Purpose : Primary open-angle glaucoma (POAG) is a complex optic neurodegenerative disorder and the second leading cause of blindness. Risk factors for the disease includes age, genetic variants, and elevated intraocular pressure (IOP). Elevated IOP is frequently due to impairment of the trabecular meshwork, a structure that controls aqueous humor outflow from the anterior chamber of the eye. Although genome-wide association studies (GWAS) have identified more than 100 risk loci and associated variants, it remains difficult to link these polymorphisms to potential target genes in relevant ocular tissues. To address this challenge, we have comprehensively characterized the regulatory landscape of the trabecular meshwork cells (TMCs) derived from three adult post-mortem eye donors.

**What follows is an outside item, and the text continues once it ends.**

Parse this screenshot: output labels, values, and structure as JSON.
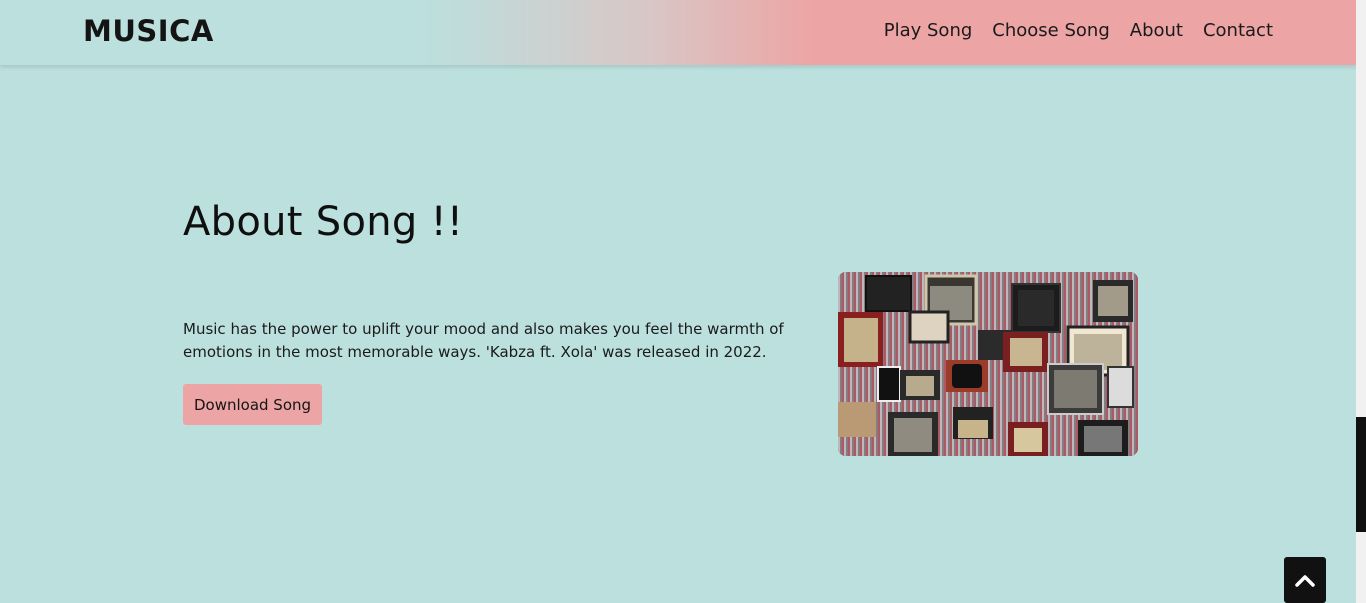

Methods : Using TMC samples, we generate the regulatory landscape of the non-coding genome by performing CUT&RUN for eight epigenetic marks, define chromatin loops contacting target gene promoters by promoter capture Hi-C, and identify open-chromatin regions of the genome via ATAC-seq.

Results : We identify over 160,000 chromatin loops including 104,340 loops in contact with specific gene promoters. By intersecting these loops with previously described POAG GWAS variants, we have uncovered physical contacts between genomic regions containing 48 POAG-associated SNPs and 83 gene promoters via chromatin looping. These include 116 loops connecting 46 SNPs to 74 distal gene promoters.

Conclusions : This powerful approach allows us to both confirm previously proposed connections between SNPs and particular genes as well as propose novel genes which may contribute to POAG progression.

This abstract was presented at the 2024 ARVO Annual Meeting, held in Seattle, WA, May 5-9, 2024.